仮想サーバーの仕様や運用方法の標準化が問われる

 まず、IDCフロンティアの大屋氏が、「クラウドを契約するユーザーは、仮想サーバーのリソースの実態を判断しにくい」という問題点を挙げた。IaaSベンダー各社が公開しているメニューだけでは、仮想サーバーの性能、可用性、機能上の制約(仮想IPアドレスを割り振れるかなど)といった情報が分かりづらい、という問題である。

 アイ・ティ・アールの金谷氏も、これに同調。ハードウエアやソフトウエアスタックの種類を公開していないIaaSベンダーが多いとした。仕様表の読み方もIaaSベンダーによってまちまちであり、例えば「VCPU」という表現をどう解釈すべきかが異なるという。CPUの型番や動作周波数、コア割り当てなどの細かな表記がIaaSベンダーによって異なるという。
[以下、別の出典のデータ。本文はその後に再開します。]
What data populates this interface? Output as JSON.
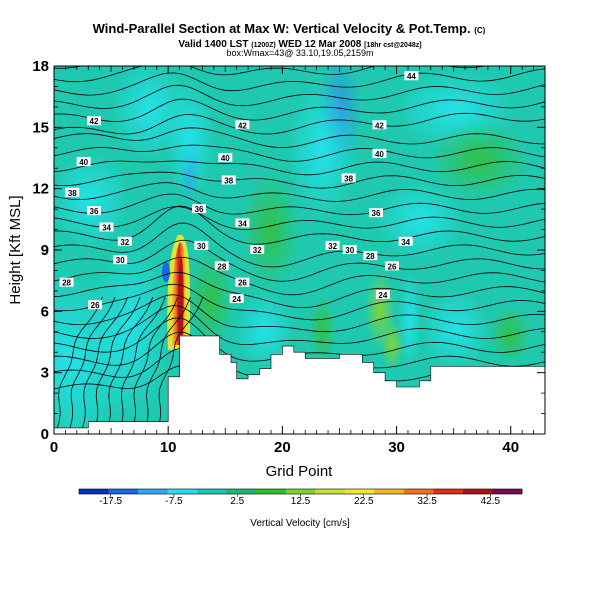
{
  "chart_data": {
    "type": "heatmap",
    "title": "Wind-Parallel Section at Max W: Vertical Velocity & Pot.Temp.",
    "title_mark": "(C)",
    "subtitle_pre": "Valid 1400 LST",
    "subtitle_time": "(1200Z)",
    "subtitle_date": "WED 12 Mar 2008",
    "subtitle_post": "[18hr cst@2048z]",
    "subtitle2": "box:Wmax=43@ 33.10,19.05,2159m",
    "xlabel": "Grid Point",
    "ylabel": "Height [Kft MSL]",
    "xlim": [
      0,
      43
    ],
    "ylim": [
      0,
      18
    ],
    "xticks": [
      0,
      10,
      20,
      30,
      40
    ],
    "yticks": [
      0,
      3,
      6,
      9,
      12,
      15,
      18
    ],
    "colorbar": {
      "label": "Vertical Velocity [cm/s]",
      "ticks": [
        "-17.5",
        "-7.5",
        "2.5",
        "12.5",
        "22.5",
        "32.5",
        "42.5"
      ],
      "range": [
        -22.5,
        47.5
      ],
      "colors": [
        "#0a2fc0",
        "#1768e6",
        "#2fa7f5",
        "#22e0ef",
        "#16c9b4",
        "#19bc6f",
        "#2fbf2c",
        "#7ed22a",
        "#c6e22b",
        "#f2e82a",
        "#f6b522",
        "#f1731d",
        "#dd2f1c",
        "#b0121a",
        "#7a0c52"
      ]
    },
    "theta_contour_labels": [
      {
        "value": "44",
        "x": 31.3,
        "y": 17.5
      },
      {
        "value": "42",
        "x": 3.5,
        "y": 15.3
      },
      {
        "value": "42",
        "x": 16.5,
        "y": 15.1
      },
      {
        "value": "42",
        "x": 28.5,
        "y": 15.1
      },
      {
        "value": "40",
        "x": 2.6,
        "y": 13.3
      },
      {
        "value": "40",
        "x": 15.0,
        "y": 13.5
      },
      {
        "value": "40",
        "x": 28.5,
        "y": 13.7
      },
      {
        "value": "38",
        "x": 1.6,
        "y": 11.8
      },
      {
        "value": "38",
        "x": 15.3,
        "y": 12.4
      },
      {
        "value": "38",
        "x": 25.8,
        "y": 12.5
      },
      {
        "value": "36",
        "x": 3.5,
        "y": 10.9
      },
      {
        "value": "36",
        "x": 12.7,
        "y": 11.0
      },
      {
        "value": "36",
        "x": 28.2,
        "y": 10.8
      },
      {
        "value": "34",
        "x": 4.6,
        "y": 10.1
      },
      {
        "value": "34",
        "x": 16.5,
        "y": 10.3
      },
      {
        "value": "34",
        "x": 30.8,
        "y": 9.4
      },
      {
        "value": "32",
        "x": 6.2,
        "y": 9.4
      },
      {
        "value": "32",
        "x": 17.8,
        "y": 9.0
      },
      {
        "value": "32",
        "x": 24.4,
        "y": 9.2
      },
      {
        "value": "30",
        "x": 5.8,
        "y": 8.5
      },
      {
        "value": "30",
        "x": 12.9,
        "y": 9.2
      },
      {
        "value": "30",
        "x": 25.9,
        "y": 9.0
      },
      {
        "value": "28",
        "x": 1.1,
        "y": 7.4
      },
      {
        "value": "28",
        "x": 14.7,
        "y": 8.2
      },
      {
        "value": "28",
        "x": 27.7,
        "y": 8.7
      },
      {
        "value": "26",
        "x": 3.6,
        "y": 6.3
      },
      {
        "value": "26",
        "x": 16.5,
        "y": 7.4
      },
      {
        "value": "26",
        "x": 29.6,
        "y": 8.2
      },
      {
        "value": "24",
        "x": 16.0,
        "y": 6.6
      },
      {
        "value": "24",
        "x": 28.8,
        "y": 6.8
      }
    ],
    "terrain": [
      [
        0,
        0.3
      ],
      [
        3,
        0.3
      ],
      [
        3,
        0.6
      ],
      [
        10,
        0.6
      ],
      [
        10,
        2.8
      ],
      [
        11,
        2.8
      ],
      [
        11,
        4.8
      ],
      [
        14.5,
        4.8
      ],
      [
        14.5,
        3.9
      ],
      [
        15.5,
        3.9
      ],
      [
        15.5,
        3.5
      ],
      [
        16,
        3.5
      ],
      [
        16,
        2.7
      ],
      [
        17,
        2.7
      ],
      [
        17,
        2.9
      ],
      [
        18,
        2.9
      ],
      [
        18,
        3.2
      ],
      [
        19,
        3.2
      ],
      [
        19,
        3.9
      ],
      [
        20,
        3.9
      ],
      [
        20,
        4.3
      ],
      [
        21,
        4.3
      ],
      [
        21,
        4.0
      ],
      [
        22,
        4.0
      ],
      [
        22,
        3.7
      ],
      [
        25,
        3.7
      ],
      [
        25,
        3.9
      ],
      [
        27,
        3.9
      ],
      [
        27,
        3.5
      ],
      [
        28,
        3.5
      ],
      [
        28,
        3.0
      ],
      [
        29,
        3.0
      ],
      [
        29,
        2.6
      ],
      [
        30,
        2.6
      ],
      [
        30,
        2.3
      ],
      [
        32,
        2.3
      ],
      [
        32,
        2.6
      ],
      [
        33,
        2.6
      ],
      [
        33,
        3.3
      ],
      [
        43,
        3.3
      ]
    ]
  }
}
 こうした違いについてDMTFの松本氏は、「複数のサービスを比較検討できるようにするには、標準化が重要」と説く。まずは、仕様表の読み方(表現方法)についての標準化が大切であり、さらにベンダーによるロックインから逃れるために仮想サーバーの実現方法や運用方法の標準化が必要になるとした。

 実際にさまざまなユーザー企業やベンダーを見てきたアイ・ティ・アールの金谷氏は、「運用方法は、ベンダーごとにバラバラなのが実状」と指摘。監視方法、ハードウエアの保守方法、インシデントの解決方法などが異なるという。

リソースプールの管理が必要に

 物理サーバーと仮想サーバーの運用方法の違いについては、仮想サーバーの目的あるいは利点、すなわち「サーバー集約による余剰リソースの削減=利用率の向上」がポイントになる。物理サーバーの時代は利用率に余裕を持ってサイジング(容量設計)するのが当たり前だったが、仮想サーバーでは無駄をなくすことが重要になる。

 アイ・ティ・アールの金谷氏は、仮想サーバーならではの管理負荷として、「リソースプールの管理作業が新規に発生する」ことを挙げた。「サービスカタログ/メニューの標準化」が必要になるほか、可用性(SLA)の違いに応じて複数のリソースプールを用意しておき、これらをそれぞれのメニューから使い分ける、という運用方法にすべきだという。

 IDCフロンティアの大屋氏は、共有型で厳密なSLAがないパブリッククラウドを運用している立場から、ユーザーが知らないところで、ユーザーごとのリソース使用状況を分析し、空いているリソースを生かして、上手にリソースを割り振っている。ユーザーは最初からリソースに余裕を持って契約するわけではないので、結果としてリソースの利用率は高めになっているという。